Plus de 300 familles volontaires

Chaque mois, quelque 4000 personnes fuient l’Erythrée. Environ 20’000 vivent en Suisse, qui héberge la plus large diaspora au monde. Morad est le premier requérant d’asile sélectionné pour participer à un programme d’hébergement à domicile mis sur pied par l’Organisation suisse d’aide aux réfugiés (OSARLien externe) en 2013. Il est destiné aux réfugiés qui ont de bonnes chances de pouvoir rester dans le pays.

«Nous estimons que la meilleure façon d’intégrer quelqu’un dans une société complexe, comme la Suisse, est de lui permettre d’avoir des contacts rapprochés avec ses membres déjà intégrés», note Stefan Frey, porte-parole de l’OSAR.

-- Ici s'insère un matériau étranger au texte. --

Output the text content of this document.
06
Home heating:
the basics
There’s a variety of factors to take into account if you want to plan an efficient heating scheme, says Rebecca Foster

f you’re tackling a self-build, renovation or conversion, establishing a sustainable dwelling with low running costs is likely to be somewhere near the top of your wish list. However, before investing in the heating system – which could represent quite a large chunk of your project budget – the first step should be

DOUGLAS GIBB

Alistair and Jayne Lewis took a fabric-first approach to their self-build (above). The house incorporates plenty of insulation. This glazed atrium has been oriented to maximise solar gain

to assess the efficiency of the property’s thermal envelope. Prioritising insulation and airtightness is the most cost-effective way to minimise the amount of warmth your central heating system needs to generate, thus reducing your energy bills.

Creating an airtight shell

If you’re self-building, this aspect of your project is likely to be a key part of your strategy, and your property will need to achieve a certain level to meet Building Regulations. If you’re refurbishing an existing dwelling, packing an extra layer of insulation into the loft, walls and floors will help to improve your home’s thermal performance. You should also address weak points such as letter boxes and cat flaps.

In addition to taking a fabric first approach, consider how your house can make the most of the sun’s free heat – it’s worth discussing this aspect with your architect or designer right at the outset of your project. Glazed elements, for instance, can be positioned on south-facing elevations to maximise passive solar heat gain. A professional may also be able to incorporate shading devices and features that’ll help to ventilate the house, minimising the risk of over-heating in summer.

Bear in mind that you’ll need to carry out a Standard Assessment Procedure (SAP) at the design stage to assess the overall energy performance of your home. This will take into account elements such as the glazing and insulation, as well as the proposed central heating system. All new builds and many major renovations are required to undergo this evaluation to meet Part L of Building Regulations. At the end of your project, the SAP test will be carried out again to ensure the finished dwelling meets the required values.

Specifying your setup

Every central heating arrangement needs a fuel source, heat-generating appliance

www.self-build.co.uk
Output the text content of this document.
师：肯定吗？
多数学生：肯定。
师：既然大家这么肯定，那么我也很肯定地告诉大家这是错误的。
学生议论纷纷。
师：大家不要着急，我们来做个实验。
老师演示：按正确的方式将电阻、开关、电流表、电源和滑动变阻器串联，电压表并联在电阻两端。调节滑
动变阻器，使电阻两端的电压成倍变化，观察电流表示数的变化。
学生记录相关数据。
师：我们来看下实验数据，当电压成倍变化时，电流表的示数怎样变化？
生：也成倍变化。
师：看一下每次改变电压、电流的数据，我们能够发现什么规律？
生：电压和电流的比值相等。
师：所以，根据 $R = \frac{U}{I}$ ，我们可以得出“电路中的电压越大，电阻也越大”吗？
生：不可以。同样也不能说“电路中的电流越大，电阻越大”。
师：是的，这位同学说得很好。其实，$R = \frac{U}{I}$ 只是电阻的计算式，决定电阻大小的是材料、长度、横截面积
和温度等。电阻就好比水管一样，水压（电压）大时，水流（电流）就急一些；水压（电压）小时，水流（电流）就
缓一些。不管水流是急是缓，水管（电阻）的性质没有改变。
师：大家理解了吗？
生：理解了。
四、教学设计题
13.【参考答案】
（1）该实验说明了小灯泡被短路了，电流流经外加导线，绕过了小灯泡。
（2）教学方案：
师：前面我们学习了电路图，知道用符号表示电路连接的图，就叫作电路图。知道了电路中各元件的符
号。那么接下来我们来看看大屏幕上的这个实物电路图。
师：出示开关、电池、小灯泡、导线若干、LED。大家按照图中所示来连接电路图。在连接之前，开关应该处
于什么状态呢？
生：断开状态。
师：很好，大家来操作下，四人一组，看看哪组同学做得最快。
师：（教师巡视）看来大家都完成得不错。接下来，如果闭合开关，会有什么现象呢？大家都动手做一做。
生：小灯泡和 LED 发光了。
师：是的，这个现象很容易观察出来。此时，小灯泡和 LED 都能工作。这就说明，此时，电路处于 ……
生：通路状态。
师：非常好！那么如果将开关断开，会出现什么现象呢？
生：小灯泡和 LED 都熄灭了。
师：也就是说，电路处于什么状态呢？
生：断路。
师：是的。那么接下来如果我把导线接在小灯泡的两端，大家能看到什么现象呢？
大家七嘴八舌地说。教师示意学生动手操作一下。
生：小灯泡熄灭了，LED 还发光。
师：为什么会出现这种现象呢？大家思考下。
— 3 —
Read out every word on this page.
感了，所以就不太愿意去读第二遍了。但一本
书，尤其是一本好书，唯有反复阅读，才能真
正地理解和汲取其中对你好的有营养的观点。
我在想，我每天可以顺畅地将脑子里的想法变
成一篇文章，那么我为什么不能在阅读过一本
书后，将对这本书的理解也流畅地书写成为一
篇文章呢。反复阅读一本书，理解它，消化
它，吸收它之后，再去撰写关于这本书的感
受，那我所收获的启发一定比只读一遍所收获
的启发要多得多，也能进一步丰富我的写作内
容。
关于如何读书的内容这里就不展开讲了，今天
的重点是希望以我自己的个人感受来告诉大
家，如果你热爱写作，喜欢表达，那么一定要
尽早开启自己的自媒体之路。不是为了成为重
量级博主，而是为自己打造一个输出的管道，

Plus de 300 familles helvétiques, à l’image des Christen, se sont portées volontaires pour ouvrir leurs portes à des requérants d’asile. «Ces deux derniers mois ont été une véritable aventure», raconte Alain Christen, qui travaille comme assistant social pour les enfants. C’est sa femme Anick qui l’a convaincu de s’inscrire au programme. Elle en avait entendu parler à la RTS, la radio nationale.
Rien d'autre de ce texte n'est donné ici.